I've carried a lot on my shoulders that wasn't mine to carry, because that's how I've been since I was a kid. To change this is going to be hugely difficult because there are people in my life who really are not going to enjoy me not picking up the burden or the blame. I have to be big enough and confident enough to stand up to them when this happens. I have to have the peace within myself that I deserve to have and know that finally, I AM worth it. I always have been.
As strong and as smart as I am, I wasn't enough in the area of approval. I'm not an approval "addict", but I seek it and long for it. Easily hurt because I wear my heart on my sleeve, not wanting to be involved in things that made me uneasy, but when felt "pushed" by family, I did so anyway. I look back and could blame my family (parents) I guess, but if I knew no different and maybe they didn't either, as I reflect about them, I didn't have a choice in the matter. Besides, blaming them is just passing the "blame" and isn't going to fix anything.
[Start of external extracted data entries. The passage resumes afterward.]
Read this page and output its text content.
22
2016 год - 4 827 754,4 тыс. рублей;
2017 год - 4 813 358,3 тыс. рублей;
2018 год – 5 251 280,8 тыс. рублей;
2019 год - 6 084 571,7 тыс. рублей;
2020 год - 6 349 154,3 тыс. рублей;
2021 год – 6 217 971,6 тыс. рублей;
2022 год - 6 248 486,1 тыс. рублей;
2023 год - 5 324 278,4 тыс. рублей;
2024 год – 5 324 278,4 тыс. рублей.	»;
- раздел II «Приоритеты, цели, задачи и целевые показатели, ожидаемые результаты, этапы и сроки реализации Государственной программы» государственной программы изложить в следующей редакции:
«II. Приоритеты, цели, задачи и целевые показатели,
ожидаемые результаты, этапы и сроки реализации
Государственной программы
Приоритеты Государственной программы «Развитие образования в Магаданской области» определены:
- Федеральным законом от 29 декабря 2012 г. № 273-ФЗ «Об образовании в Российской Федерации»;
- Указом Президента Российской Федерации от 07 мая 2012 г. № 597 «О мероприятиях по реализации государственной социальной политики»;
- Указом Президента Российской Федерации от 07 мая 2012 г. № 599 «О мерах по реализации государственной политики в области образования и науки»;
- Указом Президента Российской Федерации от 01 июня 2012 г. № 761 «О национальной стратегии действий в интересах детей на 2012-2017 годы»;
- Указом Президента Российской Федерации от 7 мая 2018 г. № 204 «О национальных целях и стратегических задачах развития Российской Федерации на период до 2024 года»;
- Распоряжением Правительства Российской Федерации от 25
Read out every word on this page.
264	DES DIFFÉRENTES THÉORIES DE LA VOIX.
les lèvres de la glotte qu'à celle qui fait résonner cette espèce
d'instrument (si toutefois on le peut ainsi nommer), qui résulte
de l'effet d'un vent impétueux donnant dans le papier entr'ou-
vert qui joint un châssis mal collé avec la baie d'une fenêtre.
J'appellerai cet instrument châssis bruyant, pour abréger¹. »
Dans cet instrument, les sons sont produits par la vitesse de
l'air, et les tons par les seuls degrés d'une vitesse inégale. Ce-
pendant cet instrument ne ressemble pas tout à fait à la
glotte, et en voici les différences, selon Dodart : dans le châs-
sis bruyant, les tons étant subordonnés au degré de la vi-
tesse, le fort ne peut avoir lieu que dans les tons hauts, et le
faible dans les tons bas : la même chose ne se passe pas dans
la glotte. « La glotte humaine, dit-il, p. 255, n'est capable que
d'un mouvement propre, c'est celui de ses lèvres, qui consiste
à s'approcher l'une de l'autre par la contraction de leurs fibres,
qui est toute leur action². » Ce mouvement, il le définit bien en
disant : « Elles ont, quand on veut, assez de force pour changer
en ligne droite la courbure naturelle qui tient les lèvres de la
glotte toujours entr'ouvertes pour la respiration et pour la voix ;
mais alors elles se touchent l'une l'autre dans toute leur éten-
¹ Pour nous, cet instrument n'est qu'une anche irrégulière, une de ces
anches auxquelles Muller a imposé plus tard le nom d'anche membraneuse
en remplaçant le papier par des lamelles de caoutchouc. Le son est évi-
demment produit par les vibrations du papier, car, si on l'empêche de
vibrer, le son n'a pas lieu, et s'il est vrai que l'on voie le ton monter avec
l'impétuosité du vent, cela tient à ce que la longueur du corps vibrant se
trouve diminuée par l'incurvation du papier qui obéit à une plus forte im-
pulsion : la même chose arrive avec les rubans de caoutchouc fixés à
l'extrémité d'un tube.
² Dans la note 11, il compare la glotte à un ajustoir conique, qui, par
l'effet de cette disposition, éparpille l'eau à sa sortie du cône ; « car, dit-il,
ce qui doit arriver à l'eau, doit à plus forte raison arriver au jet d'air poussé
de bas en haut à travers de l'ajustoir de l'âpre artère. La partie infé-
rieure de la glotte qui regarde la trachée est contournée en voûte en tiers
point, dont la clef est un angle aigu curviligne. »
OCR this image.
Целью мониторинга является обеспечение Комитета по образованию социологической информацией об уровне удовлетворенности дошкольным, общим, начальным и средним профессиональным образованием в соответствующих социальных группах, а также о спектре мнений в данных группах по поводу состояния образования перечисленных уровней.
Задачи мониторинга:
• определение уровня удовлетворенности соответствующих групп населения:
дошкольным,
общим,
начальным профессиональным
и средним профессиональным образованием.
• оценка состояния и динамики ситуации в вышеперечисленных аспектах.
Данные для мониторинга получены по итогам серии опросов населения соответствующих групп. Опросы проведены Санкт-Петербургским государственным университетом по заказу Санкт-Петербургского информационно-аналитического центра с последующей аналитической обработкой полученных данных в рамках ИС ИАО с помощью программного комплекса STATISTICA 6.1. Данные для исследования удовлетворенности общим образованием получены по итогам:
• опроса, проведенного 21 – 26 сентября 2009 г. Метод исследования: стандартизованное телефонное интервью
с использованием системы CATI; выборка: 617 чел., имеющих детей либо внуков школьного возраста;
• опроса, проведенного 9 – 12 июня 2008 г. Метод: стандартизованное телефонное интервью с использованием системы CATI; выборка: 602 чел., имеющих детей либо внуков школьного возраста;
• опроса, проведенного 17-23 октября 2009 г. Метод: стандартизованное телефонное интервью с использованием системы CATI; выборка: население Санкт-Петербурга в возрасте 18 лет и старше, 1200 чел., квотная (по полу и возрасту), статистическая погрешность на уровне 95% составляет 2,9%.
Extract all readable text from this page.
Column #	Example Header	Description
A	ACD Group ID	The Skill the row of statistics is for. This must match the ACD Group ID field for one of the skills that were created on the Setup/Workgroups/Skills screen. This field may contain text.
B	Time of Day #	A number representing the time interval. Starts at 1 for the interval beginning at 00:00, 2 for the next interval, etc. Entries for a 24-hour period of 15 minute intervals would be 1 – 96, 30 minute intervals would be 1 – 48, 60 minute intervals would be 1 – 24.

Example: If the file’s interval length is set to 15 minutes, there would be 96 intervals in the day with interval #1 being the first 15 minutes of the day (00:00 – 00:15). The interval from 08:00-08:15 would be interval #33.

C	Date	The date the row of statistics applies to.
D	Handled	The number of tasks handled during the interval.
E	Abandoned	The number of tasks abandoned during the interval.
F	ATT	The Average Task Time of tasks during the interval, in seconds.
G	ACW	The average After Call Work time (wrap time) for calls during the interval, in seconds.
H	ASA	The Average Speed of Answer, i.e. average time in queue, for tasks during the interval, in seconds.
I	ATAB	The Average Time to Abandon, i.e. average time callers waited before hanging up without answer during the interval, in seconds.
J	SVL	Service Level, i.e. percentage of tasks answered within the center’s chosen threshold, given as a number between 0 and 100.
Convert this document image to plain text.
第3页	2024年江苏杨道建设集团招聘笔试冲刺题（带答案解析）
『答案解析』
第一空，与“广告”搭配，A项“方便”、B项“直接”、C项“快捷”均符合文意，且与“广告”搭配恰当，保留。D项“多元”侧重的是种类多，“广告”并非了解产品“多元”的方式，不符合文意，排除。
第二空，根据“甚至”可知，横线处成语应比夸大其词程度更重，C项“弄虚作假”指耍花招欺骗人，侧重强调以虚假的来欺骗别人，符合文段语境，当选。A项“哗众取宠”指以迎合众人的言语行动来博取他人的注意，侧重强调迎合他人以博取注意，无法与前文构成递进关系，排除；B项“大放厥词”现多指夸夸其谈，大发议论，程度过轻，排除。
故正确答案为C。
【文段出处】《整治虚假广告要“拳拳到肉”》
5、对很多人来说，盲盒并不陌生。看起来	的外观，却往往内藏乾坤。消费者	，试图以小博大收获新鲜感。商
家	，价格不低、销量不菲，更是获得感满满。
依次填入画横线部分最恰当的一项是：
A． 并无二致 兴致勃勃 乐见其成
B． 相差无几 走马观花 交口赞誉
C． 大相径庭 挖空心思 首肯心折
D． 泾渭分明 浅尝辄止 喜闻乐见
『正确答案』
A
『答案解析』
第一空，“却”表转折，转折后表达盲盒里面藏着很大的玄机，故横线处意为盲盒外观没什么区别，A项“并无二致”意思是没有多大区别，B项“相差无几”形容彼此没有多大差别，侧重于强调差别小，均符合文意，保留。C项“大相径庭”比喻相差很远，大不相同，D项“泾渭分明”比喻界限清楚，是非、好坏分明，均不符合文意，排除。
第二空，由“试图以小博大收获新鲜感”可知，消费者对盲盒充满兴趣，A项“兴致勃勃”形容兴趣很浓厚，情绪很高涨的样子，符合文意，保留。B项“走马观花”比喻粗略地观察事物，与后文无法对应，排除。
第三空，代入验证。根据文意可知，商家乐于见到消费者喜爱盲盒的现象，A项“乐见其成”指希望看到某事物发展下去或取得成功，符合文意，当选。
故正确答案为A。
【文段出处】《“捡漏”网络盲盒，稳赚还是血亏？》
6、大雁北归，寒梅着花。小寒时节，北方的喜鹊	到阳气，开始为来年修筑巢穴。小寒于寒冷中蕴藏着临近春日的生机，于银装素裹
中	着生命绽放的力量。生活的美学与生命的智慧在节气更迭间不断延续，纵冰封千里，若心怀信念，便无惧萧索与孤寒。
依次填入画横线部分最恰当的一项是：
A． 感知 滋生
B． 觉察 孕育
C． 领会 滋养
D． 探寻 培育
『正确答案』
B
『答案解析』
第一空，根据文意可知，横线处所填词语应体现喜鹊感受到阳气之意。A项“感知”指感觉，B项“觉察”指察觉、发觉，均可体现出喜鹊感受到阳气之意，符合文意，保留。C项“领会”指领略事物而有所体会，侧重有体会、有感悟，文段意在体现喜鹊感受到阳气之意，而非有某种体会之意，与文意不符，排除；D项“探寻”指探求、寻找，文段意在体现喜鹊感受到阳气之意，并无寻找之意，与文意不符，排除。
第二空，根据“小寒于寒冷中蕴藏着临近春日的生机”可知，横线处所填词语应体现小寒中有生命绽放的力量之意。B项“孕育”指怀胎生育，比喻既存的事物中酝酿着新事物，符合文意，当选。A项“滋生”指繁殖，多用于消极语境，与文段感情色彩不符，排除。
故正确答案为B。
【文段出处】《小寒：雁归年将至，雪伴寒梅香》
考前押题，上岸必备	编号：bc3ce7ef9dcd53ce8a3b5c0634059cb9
The bondage, it's been destructive for me and it is time it ends.
That sounds solid, doesn't it? I pray to God I indeed once and for all, do end it. I'm quite possibly halfway through my life (maybe not yet halfway, but close) and I am wanting to be able to enjoy it without feeling heavy laden and overwhelmed just so someone else can be "free".
Possibly none of this makes sense, but I felt strongly I needed to voice it "to the masses"... I have to start somewhere on this new path & although it's a tiny step....it is indeed a step.